# Legendre duality and statistical mechanics

I’d like to make another attempt at a topic I handled badly before: How Legendre duality shows up in statistical mechanics (or, at least, toy models thereof).

We are going to be considering systems with ${n}$ parts, and asking how many states they can be in. The answers will be exponential in ${n}$, and all that we care about is the base of that exponent. For example, the number of ways to partition an ${n}$ element set into two sets of size ${n/2}$ (if ${n}$ is even) is ${\binom{n}{n/2}}$ which Stirling’s formula shows to be ${\approx 2^n/\sqrt{2 \pi n} = \exp(n (\log 2 + o(1) ))}$. All we will care about is that ${\log 2}$.

How many ways can we partition an ${n}$ element set into a set of size roughly ${n/3}$ and a set of size roughly ${2n/3}$? More mucking around with Stirling’s formula will get us the answer

$\displaystyle \exp\left (n \left(- \frac{1}{3} \log \frac{1}{3} - \frac{2}{3} \log \frac{2}{3} + o(1) \right) \right).$

I’ll show you a non-rigorous way to get that answer without getting into the details of Stirlings formula.

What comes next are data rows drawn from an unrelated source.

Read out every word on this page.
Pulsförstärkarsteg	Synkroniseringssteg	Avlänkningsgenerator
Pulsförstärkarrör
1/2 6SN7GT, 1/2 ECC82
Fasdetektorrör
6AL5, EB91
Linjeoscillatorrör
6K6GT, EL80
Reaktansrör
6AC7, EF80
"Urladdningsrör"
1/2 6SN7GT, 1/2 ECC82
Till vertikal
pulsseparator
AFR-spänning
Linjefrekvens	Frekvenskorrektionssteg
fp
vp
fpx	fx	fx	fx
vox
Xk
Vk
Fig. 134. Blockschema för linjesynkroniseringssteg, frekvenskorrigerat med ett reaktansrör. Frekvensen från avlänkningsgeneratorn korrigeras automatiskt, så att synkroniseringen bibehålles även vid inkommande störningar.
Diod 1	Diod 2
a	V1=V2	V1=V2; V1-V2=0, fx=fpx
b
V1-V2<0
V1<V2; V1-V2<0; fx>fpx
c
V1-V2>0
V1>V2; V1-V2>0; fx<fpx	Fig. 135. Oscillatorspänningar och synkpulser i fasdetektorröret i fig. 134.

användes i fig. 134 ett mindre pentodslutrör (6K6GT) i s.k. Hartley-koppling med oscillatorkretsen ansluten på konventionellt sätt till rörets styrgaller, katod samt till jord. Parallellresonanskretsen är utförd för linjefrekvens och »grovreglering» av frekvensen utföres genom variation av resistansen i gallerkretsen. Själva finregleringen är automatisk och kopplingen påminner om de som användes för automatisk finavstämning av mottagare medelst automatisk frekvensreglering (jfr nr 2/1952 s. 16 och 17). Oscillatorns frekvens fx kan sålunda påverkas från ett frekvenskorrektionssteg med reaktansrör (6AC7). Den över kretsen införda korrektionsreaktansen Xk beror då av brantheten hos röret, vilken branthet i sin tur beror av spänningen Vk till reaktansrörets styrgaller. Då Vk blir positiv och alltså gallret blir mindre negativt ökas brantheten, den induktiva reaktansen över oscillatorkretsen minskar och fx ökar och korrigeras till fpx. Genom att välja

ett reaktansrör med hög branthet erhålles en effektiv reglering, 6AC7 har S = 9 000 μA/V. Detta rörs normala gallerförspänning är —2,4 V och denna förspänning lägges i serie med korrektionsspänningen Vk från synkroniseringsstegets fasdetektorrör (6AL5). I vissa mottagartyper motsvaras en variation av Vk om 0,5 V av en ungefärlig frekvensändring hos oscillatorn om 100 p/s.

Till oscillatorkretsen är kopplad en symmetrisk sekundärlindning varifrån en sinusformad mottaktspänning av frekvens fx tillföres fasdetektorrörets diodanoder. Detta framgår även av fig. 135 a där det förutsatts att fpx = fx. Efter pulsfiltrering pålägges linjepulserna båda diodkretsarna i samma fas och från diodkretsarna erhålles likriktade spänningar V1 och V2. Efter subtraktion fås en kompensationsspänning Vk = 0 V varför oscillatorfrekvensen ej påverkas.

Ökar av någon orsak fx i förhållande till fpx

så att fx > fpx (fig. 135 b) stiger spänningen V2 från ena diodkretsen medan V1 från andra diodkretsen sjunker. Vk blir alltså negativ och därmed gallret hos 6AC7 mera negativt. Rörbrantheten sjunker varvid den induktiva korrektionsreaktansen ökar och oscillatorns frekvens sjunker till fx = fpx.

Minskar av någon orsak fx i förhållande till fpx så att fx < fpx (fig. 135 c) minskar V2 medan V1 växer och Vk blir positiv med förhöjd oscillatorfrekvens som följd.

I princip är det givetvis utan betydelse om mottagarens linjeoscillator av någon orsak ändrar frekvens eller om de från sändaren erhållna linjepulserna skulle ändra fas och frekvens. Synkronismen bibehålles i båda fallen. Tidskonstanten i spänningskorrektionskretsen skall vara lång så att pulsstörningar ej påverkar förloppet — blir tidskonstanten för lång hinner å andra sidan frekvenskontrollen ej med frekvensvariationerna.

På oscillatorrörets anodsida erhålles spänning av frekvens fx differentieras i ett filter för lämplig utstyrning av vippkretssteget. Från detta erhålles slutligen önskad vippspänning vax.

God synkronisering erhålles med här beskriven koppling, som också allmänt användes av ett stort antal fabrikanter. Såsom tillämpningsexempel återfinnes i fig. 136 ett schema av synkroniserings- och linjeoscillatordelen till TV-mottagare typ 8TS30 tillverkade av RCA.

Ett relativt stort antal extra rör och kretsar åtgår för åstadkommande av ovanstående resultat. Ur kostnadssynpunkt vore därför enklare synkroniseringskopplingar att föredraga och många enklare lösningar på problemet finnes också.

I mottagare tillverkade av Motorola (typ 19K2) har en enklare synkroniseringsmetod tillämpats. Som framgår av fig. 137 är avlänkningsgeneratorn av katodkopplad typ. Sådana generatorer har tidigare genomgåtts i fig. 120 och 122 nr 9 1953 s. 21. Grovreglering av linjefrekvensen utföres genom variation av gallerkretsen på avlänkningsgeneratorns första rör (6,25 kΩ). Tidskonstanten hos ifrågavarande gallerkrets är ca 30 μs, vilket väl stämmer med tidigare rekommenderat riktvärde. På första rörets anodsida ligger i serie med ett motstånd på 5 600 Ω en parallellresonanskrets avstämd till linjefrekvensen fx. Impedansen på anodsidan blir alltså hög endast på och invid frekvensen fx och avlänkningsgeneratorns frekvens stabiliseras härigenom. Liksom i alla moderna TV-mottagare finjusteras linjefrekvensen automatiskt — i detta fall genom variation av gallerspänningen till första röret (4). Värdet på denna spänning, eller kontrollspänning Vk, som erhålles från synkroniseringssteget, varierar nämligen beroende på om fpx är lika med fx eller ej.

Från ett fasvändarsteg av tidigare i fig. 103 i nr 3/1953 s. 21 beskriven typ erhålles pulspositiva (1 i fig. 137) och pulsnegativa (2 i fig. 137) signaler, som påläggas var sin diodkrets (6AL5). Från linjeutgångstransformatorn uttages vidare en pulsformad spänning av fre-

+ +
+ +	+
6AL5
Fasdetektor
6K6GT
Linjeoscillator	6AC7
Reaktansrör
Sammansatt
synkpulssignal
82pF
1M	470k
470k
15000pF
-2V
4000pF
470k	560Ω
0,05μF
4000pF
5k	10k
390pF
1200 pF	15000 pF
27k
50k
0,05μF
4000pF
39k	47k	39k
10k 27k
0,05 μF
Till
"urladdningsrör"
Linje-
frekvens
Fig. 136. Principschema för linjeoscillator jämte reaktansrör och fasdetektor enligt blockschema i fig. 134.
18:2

Let’s suppose there is a function ${h(p)}$ so that the number of ways to partition an ${n}$ element set into a piece of size ${pn}$ and a piece of size ${(1-p)n}$ is roughly ${\exp(n h(p))}$. Let’s look at the generating function

$\displaystyle Z_n(x) = \sum_{k=0}^n \binom{n}{k} e^{xk}.$

Then we expect

$\displaystyle Z_n(x) \approx \sum_{k=0}^{n} \exp\left(n h\!\left(\frac{k}{n} \right) + x n \frac{k}{n} \right).$

For fixed ${x}$, there is presumably some ${p_0}$ which maximizes ${h(p) + p x}$. The terms coming from ${k/n}$ near that ${p_0}$ will overwhelm the others, so we should have

$\displaystyle Z_n(x) \approx \exp( n \max_{0 \leq p \leq 1} (h(p) + p x))$

or

$\displaystyle \frac{1}{n} \log Z_n(x) \approx \max_{0 \leq p \leq 1} h(p) + p x.$

Set ${z(x) = \lim_{n \rightarrow \infty} \frac{1}{n} \log Z_n(x)}$. So we should have

$\displaystyle z(x) = \max_{0 \leq p \leq 1} h(p) + p x.$

In other words, we expect ${z}$ and ${h}$ to be Legendre dual. In particular, we expect to have all of the following formulas:

$\displaystyle z(x) = \max_{0 \leq p \leq 1} h(p) + p x \quad h(p) = \min_{x} z(x) - p x.$

$\displaystyle \frac{- \partial h}{\partial p} \circ \frac{\partial z}{\partial x} = \mathrm{Id} \quad \frac{\partial z}{\partial x} \circ \frac{- \partial h}{\partial p} = \mathrm{Id}.$

To spell the last one out in words, ${- \frac{\partial h}{\partial p}}$ is a function of ${p}$ and ${\frac{\partial z}{\partial x}}$ is a function of ${x}$; they should be inverse functions. (Keeping the signs straight is one of the real nuisances in this subject.)

In this case, we can compute ${z(x)}$ explicitly. We have ${Z_n(x) = (1+e^x)^n}$, so ${z(x) = \lim_{n \rightarrow \infty} \log(1+e^x) = \log (1+e^x)}$ so ${\frac{\partial z}{\partial x} = \frac{e^x}{1+e^x}}$. We use the relation that the derivatives of Legendre dual functions are inverse. Inverting ${p = \frac{e^x}{e^x+1}}$ gives ${x = \log p - \log (1-p)}$ so

$\displaystyle \frac{\partial h}{\partial p} = - \log p + \log (1-p)$

and we can compute the integral to get

$\displaystyle h(p) = - p \log p - (1-p) \log (1-p).$

I’m trying to learn to write shorter posts, so I’ll stop here for now. Next time, we compute the shape of a random partition of ${n}$.

## 3 thoughts on “Legendre duality and statistical mechanics”

1. Consider a fair 2^n-sided die. If I roll it and tell you what I got, you get n = -log_2(1/2^n) bits of information. If I paint half of it black and then roll it, then when it comes up black you only get 1 bit, but a number still gives n bits.

Consider an unfair coin that comes up heads p of the time, tails 1-p. How much information do you expect to get when I tell you what I flipped? Answer: this h(p), assuming the logs are log_2.